Empowering and full of heart, the stories in this collection are diverse in every sense, by top women from many cultural backgrounds and in a wide variety of fields; many of their hard-earned lessons are universal.

 

Angela Duckworth

When you get rejected, you feel like you’re the only one to whom this has happened—but that’s not true. Failure happens to everyone. There is actually a name for this phenomenon: pluralistic ignorance. You assume something about everyone else, but that assumption is inaccurate.

Passions are developed, not discovered. It can take a long time—even years—for you to develop a love for a certain career. So don’t quit a job too early just because it doesn’t immediately feel like a “calling.”

I’m a big believer in vulnerability—sharing with people you care about and getting support from one another.


Andie Kramer

You don’t have to be born with grit and resilience; they are things you can develop in order to deal with rejection, failures, and disappointments.

If you walk into the wall, fall down, and then try to walk through the same part of the wall again, you’re just going to fall again. You’ve got to look around and say, “Is there a door? Is there some other way that I can get through here? What can I learn from hitting the wall?”

My mother died of brain cancer when she was sixty-three, and I remember the first couple of client crises that I handled after that when people around me were going nuts. I would reflect on the death of my mom and think, It’s only money. We’re not doing brain surgery here. I never would have said that out loud, but the reality is that we need to put things into perspective.


Sarah Koenig

I think there’s a balance between recognizing “What part did I play, and do I need to deal with that, as ugly as it might be?” and being like, “Just recognize it and keep going.”

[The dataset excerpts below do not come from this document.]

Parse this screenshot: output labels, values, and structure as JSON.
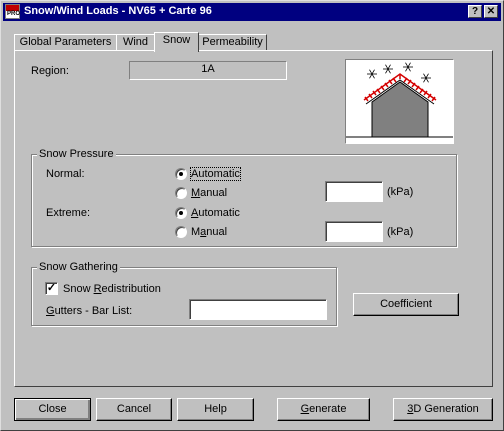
{
  "window": {
    "title": "Snow/Wind Loads - NV65 + Carte 96",
    "app_icon_text": "PRO",
    "help_btn": "?",
    "close_btn": "✕"
  },
  "tabs": [
    {
      "label": "Global Parameters",
      "active": false
    },
    {
      "label": "Wind",
      "active": false
    },
    {
      "label": "Snow",
      "active": true
    },
    {
      "label": "Permeability",
      "active": false
    }
  ],
  "region": {
    "label": "Region:",
    "value": "1A"
  },
  "illustration": {
    "icon": "snow-roof-illustration",
    "roof_color": "#d40000",
    "house_color": "#808080"
  },
  "snow_pressure": {
    "title": "Snow Pressure",
    "normal": {
      "label": "Normal:",
      "options": [
        "Automatic",
        "Manual"
      ],
      "selected": "Automatic",
      "value": "",
      "unit": "(kPa)"
    },
    "extreme": {
      "label": "Extreme:",
      "options": [
        "Automatic",
        "Manual"
      ],
      "selected": "Automatic",
      "value": "",
      "unit": "(kPa)"
    }
  },
  "snow_gathering": {
    "title": "Snow Gathering",
    "redistribution": {
      "label": "Snow Redistribution",
      "checked": true
    },
    "gutters": {
      "label": "Gutters - Bar List:",
      "value": ""
    }
  },
  "coefficient_button": "Coefficient",
  "footer_buttons": {
    "close": "Close",
    "cancel": "Cancel",
    "help": "Help",
    "generate": "Generate",
    "generation_3d": "3D Generation"
  }
}
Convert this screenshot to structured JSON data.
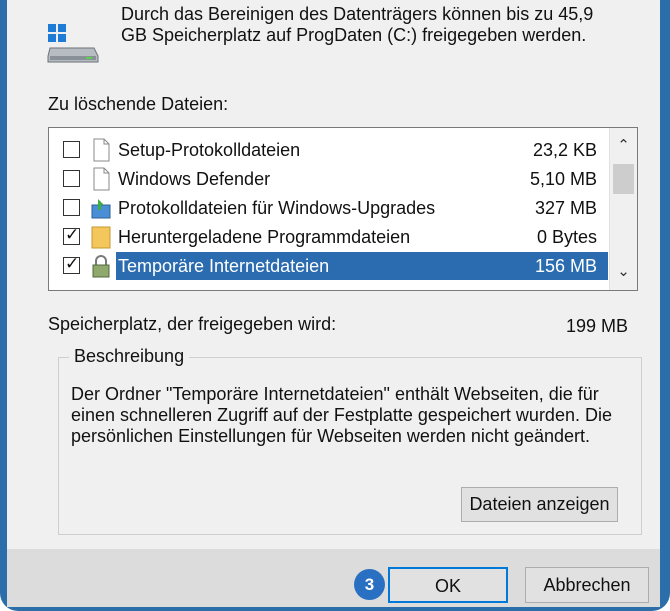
{
  "header": {
    "text": "Durch das Bereinigen des Datenträgers können bis zu 45,9 GB Speicherplatz auf ProgDaten (C:) freigegeben werden."
  },
  "list": {
    "label": "Zu löschende Dateien:",
    "rows": [
      {
        "name": "Setup-Protokolldateien",
        "size": "23,2 KB",
        "checked": false,
        "icon": "document-icon"
      },
      {
        "name": "Windows Defender",
        "size": "5,10 MB",
        "checked": false,
        "icon": "document-icon"
      },
      {
        "name": "Protokolldateien für Windows-Upgrades",
        "size": "327 MB",
        "checked": false,
        "icon": "upgrade-log-icon"
      },
      {
        "name": "Heruntergeladene Programmdateien",
        "size": "0 Bytes",
        "checked": true,
        "icon": "folder-icon"
      },
      {
        "name": "Temporäre Internetdateien",
        "size": "156 MB",
        "checked": true,
        "icon": "lock-icon",
        "selected": true
      }
    ],
    "check_glyph": "✓",
    "scroll_up": "⌃",
    "scroll_down": "⌄"
  },
  "freed": {
    "label": "Speicherplatz, der freigegeben wird:",
    "value": "199 MB"
  },
  "description": {
    "legend": "Beschreibung",
    "text": "Der Ordner \"Temporäre Internetdateien\" enthält Webseiten, die für einen schnelleren Zugriff auf der Festplatte gespeichert wurden. Die persönlichen Einstellungen für Webseiten werden nicht geändert.",
    "show_files_button": "Dateien anzeigen"
  },
  "buttons": {
    "ok": "OK",
    "cancel": "Abbrechen"
  },
  "callout": "3",
  "colors": {
    "accent": "#2c6ea9",
    "selection": "#2b6cb0",
    "callout": "#2a70c2"
  }
}
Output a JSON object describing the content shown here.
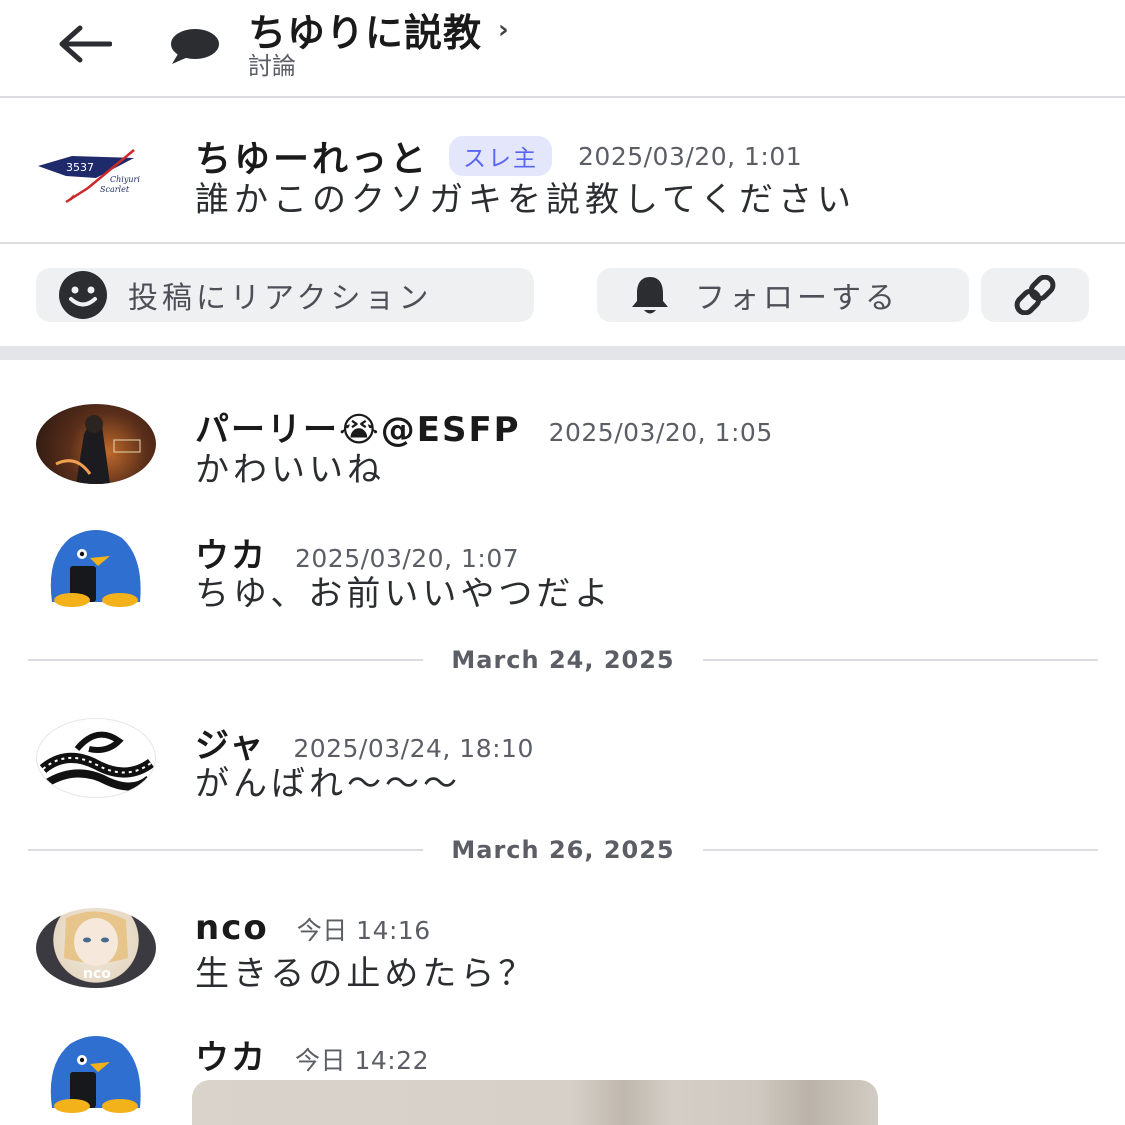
{
  "header": {
    "title": "ちゆりに説教",
    "chevron": "›",
    "subtitle": "討論",
    "back_icon": "arrow-left-icon",
    "channel_icon": "chat-bubble-icon"
  },
  "op": {
    "author": "ちゆーれっと",
    "badge": "スレ主",
    "timestamp": "2025/03/20, 1:01",
    "text": "誰かこのクソガキを説教してください",
    "logo_text": "3537",
    "logo_sub1": "Chiyuri",
    "logo_sub2": "Scarlet"
  },
  "actions": {
    "react_label": "投稿にリアクション",
    "react_icon": "smiley-icon",
    "follow_label": "フォローする",
    "follow_icon": "bell-icon",
    "link_icon": "link-icon"
  },
  "messages": [
    {
      "author": "パーリー😭@ESFP",
      "timestamp": "2025/03/20, 1:05",
      "text": "かわいいね"
    },
    {
      "author": "ウカ",
      "timestamp": "2025/03/20, 1:07",
      "text": "ちゆ、お前いいやつだよ"
    },
    {
      "author": "ジャ",
      "timestamp": "2025/03/24, 18:10",
      "text": "がんばれ〜〜〜"
    },
    {
      "author": "nco",
      "timestamp": "今日 14:16",
      "text": "生きるの止めたら？",
      "avatar_text": "nco"
    },
    {
      "author": "ウカ",
      "timestamp": "今日 14:22",
      "text": ""
    }
  ],
  "date_separators": [
    "March 24, 2025",
    "March 26, 2025"
  ],
  "colors": {
    "accent": "#5865f2",
    "badge_bg": "#e4e6fb",
    "divider": "#dcdde0",
    "button_bg": "#eef0f2"
  }
}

You know what would be bizarre? If you never failed and you never got rejected. And it probably wouldn’t serve you well either, as a good human being.


Laura Weidman Powers

I think the Google job just felt like such a big deal at the time because it was the major thing that was staring me in the face. But it’s important to remember that we don’t live in a world where all opportunities are presented at the exact same time for you to choose from. A rejection happens, and then other opportunities come later.

If things feel off at work, if you sense that bias is affecting your experience, then make sure you plug yourself into communities and opportunities that value you and your worth, even as you may try to change the system.


Marilyn Carlson Nelson

When you are trying to make a change, acknowledge that whatever the pushback, there is often validity in other people’s concerns. Show respect for different opinions. But repeat the facts as you know them.

It helps to listen and find ways to reposition your argument, showing that it also meets the other person’s objectives. That way, they don’t have to be on the defensive.


Rachel Platten

After a rejection, you have to stop your own destructive narration, the looping story in which you tell yourself what just happened. The way to do that is through creativity itself. That’s what breaks up the noise in your head and gets you back to your heart.

Volunteering is one of the best possible ways to overcome a failure, because all of a sudden you’re not focused on what you don’t have. You’re focused on all that you can give.

Treat your inner artist like a kindergartener in art class. Be gentle rather than critical. Go back to the basics and remember the simple joy of singing around a campfire if you’re a musician, or playing piano for a group of friends.


Michelle Tea

If somebody can’t publish your book or can’t represent you, know that these decisions are all very subjective. It’s always literally one or two people who made that decision.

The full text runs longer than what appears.